Project case study
Fluidstack Console
Published Aug 1, 2025
Implementation notes
Fluidstack console rebuild (freelance)
Context
From March 28, 2024 to around August 2025, I worked with Fluidstack as a freelance contractor in a task-based model. Work came in waves: some periods had near-daily shipping, then quieter periods with fewer tasks.
The initial console had major usability and stability issues, so the focus was a practical rebuild of core flows rather than small incremental patches.
Scope and ownership
- Rebuilt the main console frontend end-to-end.
- Built the Atlas console frontend end-to-end (later continued by other engineers).
- Implemented the WorkOS auth flow integration in Next.js and aligned it with backend behavior.
- Shipped user-facing flows for top-ups, recurring top-up UX, instance actions (create/start/stop), SSH keys, and API keys.
- Coordinated directly with backend engineers working in FastAPI and adjusted frontend behavior when API contracts changed.
- Received and implemented requests from multiple stakeholders (engineering, product/ops, and non-technical collaborators).

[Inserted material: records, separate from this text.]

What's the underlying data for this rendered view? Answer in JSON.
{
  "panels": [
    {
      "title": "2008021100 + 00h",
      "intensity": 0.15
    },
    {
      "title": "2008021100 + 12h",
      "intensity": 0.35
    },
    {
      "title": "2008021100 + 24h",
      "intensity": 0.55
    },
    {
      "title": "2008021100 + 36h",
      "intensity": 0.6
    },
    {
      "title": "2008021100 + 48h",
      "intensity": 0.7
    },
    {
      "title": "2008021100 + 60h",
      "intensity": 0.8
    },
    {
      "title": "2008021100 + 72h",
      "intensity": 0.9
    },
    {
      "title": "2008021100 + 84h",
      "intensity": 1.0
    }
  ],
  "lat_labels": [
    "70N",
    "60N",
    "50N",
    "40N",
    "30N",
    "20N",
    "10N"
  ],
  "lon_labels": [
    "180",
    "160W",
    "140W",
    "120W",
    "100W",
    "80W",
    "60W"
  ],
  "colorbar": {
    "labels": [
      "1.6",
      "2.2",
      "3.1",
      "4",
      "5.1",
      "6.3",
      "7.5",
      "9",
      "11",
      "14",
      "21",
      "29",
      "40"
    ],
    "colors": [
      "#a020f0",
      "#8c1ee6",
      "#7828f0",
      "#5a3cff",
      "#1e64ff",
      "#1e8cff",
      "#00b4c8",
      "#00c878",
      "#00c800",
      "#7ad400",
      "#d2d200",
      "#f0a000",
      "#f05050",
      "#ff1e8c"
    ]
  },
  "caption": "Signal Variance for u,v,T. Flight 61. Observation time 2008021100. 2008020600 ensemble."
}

Engineering choices that mattered
- Used Orval-generated typed API clients with TypeScript to handle fast API iteration safely.
- Regenerated API types frequently during active delivery windows; TypeScript errors surfaced response-shape drift early.
- Added capability-based UI guards in Atlas so available actions matched the user permissions returned by backend.
Delivery model
This engagement was not a strict sprint cadence. It was request-driven: I was pulled in for focused periods, then shipped quickly until the target scope for that phase was complete.
Outcome
- Replaced a fragile legacy frontend with a modern console experience for core operations.
- Made critical workflows (auth, instance lifecycle, and key management) more consistent and usable.
- Reduced integration friction during backend changes by relying on generated API types instead of manual client maintenance.
Notes on impact
I do not claim specific business metrics here because they were not consistently shared in this freelance model. The impact was primarily visible through shipped scope, smoother user workflows, and continuous delivery without major incidents.